Ни Аквила, ни Умбриций не добавили больше ни слова, но все тотчас посмотрели на юного Париса, покрасневшего как рак.
— Что говорит Диомед в своё оправдание?
— Никто ещё не спрашивал его, господин. Мы ждали, когда вернётся хозяин, чтобы он сам судил, согласно старинному праву отца семейства.
— Приведите его ко мне! — приказал юноша.
Вскоре управляющего приволокли в таблинум и бросили к ногам Аврелия.
Диомед сразу же заявил о своей невиновности.
— Я не крал твои драгоценности, господин! Твой отец слыл заядлым игроком и разорялся, делая долги. Наверное, он уступил некоторые из них какому-нибудь кредитору, как бывало уже не раз.
— Речь идёт не о браслете с сапфирами. Мне кажется, я заметил его несколько дней тому назад кое на ком, — возразил Аврелий, оборачиваясь с немым вопросом к красавице Лукреции.
— Я и в самом деле надевала браслет, когда мы ездили на праздник во Фронтоне[15], но отдала его твоему отцу, как только мы вернулись домой, — объяснила женщина, стараясь скрыть недовольство из-за того, что теперь вынуждена почтительно разговаривать с мальчиком, которого ещё вчера безнаказанно обижала.
— И с тех пор ты больше не видела его?
— Нет, у господина не было больше случая одалживать его мне.
— Даже для того, чтобы передать рабыне почистить его? Ты уверена?

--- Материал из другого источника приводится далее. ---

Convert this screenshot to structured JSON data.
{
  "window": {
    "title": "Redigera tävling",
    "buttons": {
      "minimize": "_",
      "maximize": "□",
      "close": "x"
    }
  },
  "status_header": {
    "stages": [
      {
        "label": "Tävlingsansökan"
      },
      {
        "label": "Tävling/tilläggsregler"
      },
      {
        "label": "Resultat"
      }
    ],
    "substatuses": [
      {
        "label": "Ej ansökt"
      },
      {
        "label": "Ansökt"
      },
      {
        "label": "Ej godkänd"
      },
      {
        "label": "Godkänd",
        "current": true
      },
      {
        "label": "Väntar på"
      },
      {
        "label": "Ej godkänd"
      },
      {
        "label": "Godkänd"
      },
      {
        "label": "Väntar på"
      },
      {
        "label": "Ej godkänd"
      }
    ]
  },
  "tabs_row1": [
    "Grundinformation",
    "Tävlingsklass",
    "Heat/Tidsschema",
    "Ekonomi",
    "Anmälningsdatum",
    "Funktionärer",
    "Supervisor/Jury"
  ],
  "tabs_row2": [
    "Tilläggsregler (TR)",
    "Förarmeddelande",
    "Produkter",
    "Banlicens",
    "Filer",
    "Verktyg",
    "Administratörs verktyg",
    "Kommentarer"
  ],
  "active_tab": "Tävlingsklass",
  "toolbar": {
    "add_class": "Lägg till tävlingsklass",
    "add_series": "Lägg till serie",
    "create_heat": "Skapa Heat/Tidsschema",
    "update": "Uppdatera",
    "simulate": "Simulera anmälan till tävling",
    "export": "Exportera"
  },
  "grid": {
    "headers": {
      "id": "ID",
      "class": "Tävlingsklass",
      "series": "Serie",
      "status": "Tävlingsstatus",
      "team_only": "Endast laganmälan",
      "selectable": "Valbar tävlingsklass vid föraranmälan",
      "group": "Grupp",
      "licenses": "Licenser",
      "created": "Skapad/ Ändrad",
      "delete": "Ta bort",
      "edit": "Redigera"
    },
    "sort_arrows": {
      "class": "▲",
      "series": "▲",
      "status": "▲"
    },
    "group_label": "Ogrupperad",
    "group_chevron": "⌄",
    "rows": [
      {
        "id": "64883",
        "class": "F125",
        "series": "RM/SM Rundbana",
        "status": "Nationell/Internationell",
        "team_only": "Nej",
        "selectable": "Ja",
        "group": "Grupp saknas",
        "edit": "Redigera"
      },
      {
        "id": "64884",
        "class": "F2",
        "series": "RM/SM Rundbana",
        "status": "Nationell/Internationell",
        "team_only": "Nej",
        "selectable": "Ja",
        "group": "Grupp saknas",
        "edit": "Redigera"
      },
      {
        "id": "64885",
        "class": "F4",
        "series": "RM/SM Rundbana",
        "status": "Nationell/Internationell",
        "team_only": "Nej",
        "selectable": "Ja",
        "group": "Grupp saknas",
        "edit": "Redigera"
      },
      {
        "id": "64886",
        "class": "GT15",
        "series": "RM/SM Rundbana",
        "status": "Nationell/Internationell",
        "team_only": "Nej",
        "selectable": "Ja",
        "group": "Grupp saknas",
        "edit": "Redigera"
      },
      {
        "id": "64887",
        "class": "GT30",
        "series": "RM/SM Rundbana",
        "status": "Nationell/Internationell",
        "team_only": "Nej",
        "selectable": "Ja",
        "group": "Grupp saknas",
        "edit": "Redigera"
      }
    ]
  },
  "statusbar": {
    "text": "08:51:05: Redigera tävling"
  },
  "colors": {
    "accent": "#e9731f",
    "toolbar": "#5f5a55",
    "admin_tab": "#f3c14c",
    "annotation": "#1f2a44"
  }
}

— В этом доме не принято доверять служанкам драгоценности. Но скончавшийся господин… — с раздражением заговорила она.
Аврелий резко прервал её:
— В этом доме я — господин, Лукреция. Стоит запомнить это раз и навсегда, — посоветовал он подчёркнуто высокомерно, и она опустила голову, сдерживая готовый вырваться негодующий возглас.
— Итак, Диомед, ты утверждаешь, что некоторые недостающие украшения мог отдать кому-то мой покойный отец, — продолжал юноша.
— Парадный комплект, конечно, нет. Я сам чистил его вчера, чтобы приготовить к твоему дню рождения, — вмешался Аквила, злобно глядя на управляющего, стоявшего на коленях перед Аврелием.
— Что тебе известно о пряжке, Диомед? — спросил юноша.